Another very obvious problem with read only mode is the simple fact that major upgrades/migrations often break lots of things - and you don't want your users to experience this, hence closing the forums completely. Now, as you're doing maintenance on the forums, you should probably know the difference between a change that is minor and one that will break stuff...but not all admins will always be able to differentiate the two. Keep in mind that just because people cannot post does not mean that the database is not being updated frequently. There's a lot of database activity involved just in browsing the forums.
If I was performing major upgrades I would, of course, take down the forum. Things like database backups that don't take too long, or permission manipulating, things I am sure won't break the forum, I can just put the forum in read-only mode with a notice letting users know what's going on.
 
In read-only mode you'd want to not do any writing to the database, since you might have it read-only for the express purpose of doing work on the database. The one exception would be to all sessions-- ie, allow admins (and probably anyone) to log in/be logged in. So thread marking would be a non-issue, since nothing gets written to the database.
 
Also a true "read-only" mode would need to disable ALL database updating which would mean disabling all sorts of stuff, not just post creation...but editing user accounts, profile, updating user status, private messaging, all modifications (chat, gallery, blog), registrations, login attempts...yikes, the more I think about it, the longer this rabbit hole gets.

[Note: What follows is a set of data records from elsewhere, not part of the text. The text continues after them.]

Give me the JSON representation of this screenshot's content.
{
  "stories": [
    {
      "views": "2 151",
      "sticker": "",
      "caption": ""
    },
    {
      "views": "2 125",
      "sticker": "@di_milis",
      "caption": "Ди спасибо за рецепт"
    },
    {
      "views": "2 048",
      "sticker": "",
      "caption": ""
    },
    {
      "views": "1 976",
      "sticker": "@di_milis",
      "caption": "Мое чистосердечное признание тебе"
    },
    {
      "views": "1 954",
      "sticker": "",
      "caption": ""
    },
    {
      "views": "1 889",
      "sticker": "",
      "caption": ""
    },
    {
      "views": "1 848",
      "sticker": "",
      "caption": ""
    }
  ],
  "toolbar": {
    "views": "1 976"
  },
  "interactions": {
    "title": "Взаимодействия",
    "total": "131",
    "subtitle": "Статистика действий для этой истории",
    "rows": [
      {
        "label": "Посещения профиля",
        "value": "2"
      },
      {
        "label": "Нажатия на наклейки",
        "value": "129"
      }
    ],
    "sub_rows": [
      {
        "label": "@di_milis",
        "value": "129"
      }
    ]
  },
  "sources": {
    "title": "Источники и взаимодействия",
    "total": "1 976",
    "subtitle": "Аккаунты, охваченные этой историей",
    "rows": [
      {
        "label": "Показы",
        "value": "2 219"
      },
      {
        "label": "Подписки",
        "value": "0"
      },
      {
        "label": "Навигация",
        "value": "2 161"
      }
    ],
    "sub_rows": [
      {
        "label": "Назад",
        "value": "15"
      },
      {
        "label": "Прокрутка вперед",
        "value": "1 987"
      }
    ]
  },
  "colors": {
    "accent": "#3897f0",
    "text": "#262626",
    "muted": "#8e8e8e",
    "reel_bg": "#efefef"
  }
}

I think I'm just fine with disabling my forums completely when I perform maintenance. With enough testing/preparation, no forum should ever experience extended maintenance anyways. I've migrated huge forums with a few hundred thousand posts in just 15-20 minutes before. You've just got to have all your ducks in a row and be fairly handy with SSH and database commands.
 
In read-only mode you'd want to not do any writing to the database, since you might have it read-only for the express purpose of doing work on the database. The one exception would be to all sessions-- ie, allow admins (and probably anyone) to log in/be logged in. So thread marking would be a non-issue, since nothing gets written to the database.
If my first idea isn't considered (converting cookie-marking to db-marking when the forum is re-opened) I'd like the option to set forums to read-only but allow thread marking for when I want the forums on read-only and I'm not doing anything that will affect marking.

The alternative is to just disable logging in when the forum is in read-only mode, this way threads won't be marked because the user isn't logged in.